Douglas A. McIntyre is the co-founder, chief executive officer and editor in chief of 24/7 Wall St. and 24/7 Tempo. He has held these jobs since 2006.

McIntyre has written thousands of articles for 24/7 Wall St. He is an expert on corporate finance, the automotive industry, media companies and international finance. He has edited articles on national demographics, sports, personal income and travel.

His work has been quoted or mentioned in The New York Times, The Wall Street Journal, Los Angeles Times, The Washington Post, NBC News, Time, The New Yorker, HuffPost USA Today, Business Insider, Yahoo, AOL, MarketWatch, The Atlantic, Bloomberg, New York Post, Chicago Tribune, Forbes, The Guardian and many other major publications. McIntyre has been a guest on CNBC, the BBC and television and radio stations across the country.

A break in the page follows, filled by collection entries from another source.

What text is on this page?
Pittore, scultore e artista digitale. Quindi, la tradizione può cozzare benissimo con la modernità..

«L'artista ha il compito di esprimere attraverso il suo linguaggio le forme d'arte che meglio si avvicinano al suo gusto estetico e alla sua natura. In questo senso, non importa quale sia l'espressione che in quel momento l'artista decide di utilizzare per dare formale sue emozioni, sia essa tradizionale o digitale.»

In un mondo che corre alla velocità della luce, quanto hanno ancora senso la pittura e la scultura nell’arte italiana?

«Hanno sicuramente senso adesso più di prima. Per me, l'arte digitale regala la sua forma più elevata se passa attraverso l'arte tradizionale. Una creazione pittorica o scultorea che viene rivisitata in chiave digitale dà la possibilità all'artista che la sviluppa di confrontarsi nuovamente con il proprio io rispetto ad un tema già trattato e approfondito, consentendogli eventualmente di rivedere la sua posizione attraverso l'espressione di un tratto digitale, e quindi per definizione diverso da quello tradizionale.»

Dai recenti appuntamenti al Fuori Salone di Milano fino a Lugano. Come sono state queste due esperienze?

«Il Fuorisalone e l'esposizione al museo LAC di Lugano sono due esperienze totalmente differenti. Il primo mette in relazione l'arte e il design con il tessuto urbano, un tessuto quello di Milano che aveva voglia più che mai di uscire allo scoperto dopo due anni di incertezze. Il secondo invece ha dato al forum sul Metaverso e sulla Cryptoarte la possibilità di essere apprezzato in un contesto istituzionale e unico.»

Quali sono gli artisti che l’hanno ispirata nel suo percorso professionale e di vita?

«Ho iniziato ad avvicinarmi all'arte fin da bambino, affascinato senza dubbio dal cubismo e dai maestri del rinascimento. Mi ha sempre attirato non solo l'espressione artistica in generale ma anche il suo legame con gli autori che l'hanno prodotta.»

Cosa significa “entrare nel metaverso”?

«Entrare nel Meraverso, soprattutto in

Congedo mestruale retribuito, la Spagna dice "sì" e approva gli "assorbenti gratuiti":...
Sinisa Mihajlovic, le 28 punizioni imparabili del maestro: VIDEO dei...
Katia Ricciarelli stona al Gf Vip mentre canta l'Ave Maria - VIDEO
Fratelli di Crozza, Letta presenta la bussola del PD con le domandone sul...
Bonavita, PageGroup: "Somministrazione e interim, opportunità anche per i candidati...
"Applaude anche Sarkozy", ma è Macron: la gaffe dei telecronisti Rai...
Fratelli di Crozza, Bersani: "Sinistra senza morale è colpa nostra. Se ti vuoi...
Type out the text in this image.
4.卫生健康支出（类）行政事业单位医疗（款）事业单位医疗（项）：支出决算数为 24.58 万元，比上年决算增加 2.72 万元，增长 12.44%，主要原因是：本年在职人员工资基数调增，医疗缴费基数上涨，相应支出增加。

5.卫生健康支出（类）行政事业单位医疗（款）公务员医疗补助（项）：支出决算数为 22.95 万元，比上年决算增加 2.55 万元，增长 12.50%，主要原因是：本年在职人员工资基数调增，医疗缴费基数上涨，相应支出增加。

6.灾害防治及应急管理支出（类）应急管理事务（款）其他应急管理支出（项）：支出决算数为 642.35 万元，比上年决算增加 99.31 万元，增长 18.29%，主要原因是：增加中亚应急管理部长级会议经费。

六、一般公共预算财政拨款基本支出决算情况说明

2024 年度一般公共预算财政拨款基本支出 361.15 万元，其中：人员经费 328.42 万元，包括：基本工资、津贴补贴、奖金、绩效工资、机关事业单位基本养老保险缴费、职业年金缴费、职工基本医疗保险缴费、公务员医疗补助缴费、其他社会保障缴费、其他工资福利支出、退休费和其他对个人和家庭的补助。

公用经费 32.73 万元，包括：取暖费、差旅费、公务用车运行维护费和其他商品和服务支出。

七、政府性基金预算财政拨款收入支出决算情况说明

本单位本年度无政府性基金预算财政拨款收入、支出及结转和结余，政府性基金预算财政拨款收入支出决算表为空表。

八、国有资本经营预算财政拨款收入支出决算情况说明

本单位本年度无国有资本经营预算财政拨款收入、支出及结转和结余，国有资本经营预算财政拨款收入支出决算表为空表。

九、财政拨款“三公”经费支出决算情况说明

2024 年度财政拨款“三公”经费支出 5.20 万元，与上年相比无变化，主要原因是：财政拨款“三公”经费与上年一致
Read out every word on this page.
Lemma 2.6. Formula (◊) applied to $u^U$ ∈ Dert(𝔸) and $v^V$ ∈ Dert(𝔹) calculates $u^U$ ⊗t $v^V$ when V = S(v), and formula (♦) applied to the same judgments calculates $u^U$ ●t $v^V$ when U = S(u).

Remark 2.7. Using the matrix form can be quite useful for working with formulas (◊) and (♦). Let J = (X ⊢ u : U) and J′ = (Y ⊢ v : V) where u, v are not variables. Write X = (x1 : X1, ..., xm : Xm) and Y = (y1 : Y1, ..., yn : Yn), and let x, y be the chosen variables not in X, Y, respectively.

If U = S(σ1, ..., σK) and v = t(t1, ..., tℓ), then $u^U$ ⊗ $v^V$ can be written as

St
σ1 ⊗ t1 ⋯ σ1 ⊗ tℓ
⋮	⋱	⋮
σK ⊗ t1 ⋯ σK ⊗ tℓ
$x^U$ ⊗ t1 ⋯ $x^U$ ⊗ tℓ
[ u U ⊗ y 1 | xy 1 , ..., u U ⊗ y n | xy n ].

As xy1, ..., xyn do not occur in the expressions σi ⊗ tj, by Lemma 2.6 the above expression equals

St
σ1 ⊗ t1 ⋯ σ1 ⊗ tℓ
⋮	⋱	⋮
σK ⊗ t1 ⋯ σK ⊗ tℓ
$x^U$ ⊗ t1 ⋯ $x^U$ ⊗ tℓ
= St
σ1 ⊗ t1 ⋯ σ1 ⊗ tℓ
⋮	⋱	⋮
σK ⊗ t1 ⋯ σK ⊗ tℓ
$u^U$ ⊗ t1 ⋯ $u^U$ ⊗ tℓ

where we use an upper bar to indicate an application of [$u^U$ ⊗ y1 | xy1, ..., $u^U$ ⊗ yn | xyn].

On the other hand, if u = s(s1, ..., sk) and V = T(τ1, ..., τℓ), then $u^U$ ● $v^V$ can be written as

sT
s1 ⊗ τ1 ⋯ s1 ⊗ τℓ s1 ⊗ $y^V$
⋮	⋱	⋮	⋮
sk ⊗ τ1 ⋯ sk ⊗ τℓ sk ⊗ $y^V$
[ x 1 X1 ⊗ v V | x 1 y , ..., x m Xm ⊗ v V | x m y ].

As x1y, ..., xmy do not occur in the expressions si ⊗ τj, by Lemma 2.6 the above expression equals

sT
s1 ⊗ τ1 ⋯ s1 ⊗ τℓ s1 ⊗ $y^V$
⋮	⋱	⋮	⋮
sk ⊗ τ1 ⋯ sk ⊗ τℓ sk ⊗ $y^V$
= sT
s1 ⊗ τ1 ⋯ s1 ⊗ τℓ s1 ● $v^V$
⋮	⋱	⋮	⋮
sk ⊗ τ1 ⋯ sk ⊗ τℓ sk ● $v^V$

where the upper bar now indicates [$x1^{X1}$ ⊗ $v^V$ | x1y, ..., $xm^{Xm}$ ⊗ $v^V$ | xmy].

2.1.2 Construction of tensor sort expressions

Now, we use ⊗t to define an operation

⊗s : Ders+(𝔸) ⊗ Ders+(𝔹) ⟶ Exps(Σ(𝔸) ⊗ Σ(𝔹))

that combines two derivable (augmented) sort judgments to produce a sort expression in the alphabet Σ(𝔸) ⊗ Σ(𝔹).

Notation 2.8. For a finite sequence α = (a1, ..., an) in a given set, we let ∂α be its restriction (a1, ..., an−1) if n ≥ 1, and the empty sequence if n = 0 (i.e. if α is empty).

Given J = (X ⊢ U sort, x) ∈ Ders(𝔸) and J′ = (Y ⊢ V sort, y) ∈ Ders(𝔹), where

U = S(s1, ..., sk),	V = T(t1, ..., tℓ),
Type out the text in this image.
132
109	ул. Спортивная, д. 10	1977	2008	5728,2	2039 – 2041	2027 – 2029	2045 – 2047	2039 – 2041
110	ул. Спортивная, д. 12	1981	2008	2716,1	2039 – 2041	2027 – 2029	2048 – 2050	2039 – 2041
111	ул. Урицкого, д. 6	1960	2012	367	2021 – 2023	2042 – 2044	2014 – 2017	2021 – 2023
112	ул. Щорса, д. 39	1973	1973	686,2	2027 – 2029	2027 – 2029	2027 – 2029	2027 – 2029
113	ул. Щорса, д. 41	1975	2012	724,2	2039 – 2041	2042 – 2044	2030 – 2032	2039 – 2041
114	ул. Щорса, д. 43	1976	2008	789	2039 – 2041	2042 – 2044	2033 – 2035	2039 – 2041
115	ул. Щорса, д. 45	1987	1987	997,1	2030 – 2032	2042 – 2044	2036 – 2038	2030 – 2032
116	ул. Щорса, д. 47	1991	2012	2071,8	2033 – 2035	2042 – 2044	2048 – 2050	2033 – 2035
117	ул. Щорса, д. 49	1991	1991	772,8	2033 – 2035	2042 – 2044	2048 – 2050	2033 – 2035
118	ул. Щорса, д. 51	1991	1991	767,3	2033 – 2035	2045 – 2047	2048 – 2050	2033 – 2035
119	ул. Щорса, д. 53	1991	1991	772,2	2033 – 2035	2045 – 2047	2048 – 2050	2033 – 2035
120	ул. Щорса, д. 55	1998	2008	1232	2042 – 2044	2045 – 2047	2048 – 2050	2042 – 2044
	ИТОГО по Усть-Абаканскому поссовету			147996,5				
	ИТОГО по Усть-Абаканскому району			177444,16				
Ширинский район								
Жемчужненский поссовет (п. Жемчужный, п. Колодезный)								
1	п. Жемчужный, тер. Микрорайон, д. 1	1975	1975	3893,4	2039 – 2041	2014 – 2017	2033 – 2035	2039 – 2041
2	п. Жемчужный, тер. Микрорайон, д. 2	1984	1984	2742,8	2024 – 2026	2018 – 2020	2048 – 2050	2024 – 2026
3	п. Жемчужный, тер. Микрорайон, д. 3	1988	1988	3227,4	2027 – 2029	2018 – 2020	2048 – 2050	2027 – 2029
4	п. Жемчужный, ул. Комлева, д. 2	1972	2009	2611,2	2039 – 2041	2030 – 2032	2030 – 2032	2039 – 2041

A magna cum laude graduate of Harvard College, McIntyre also was president of The Harvard Advocate. Founded in 1866, the Advocate is the oldest college publication in the United States.

TheStreet.com, Comps.com and Edgar Online are some of the public companies for which McIntyre served on the board of directors. He was a Vicinity Corporation board member when the company was sold to Microsoft in 2002. He served on the audit committees of some of these companies.

McIntyre has been the CEO of FutureSource, a provider of trading terminals and news to commodities and futures traders. He was president of Switchboard, the online phone directory company. He served as chairman and CEO of On2 Technologies, the video compression company that provided video compression software for Adobe’s Flash. Google bought On2 in 2009.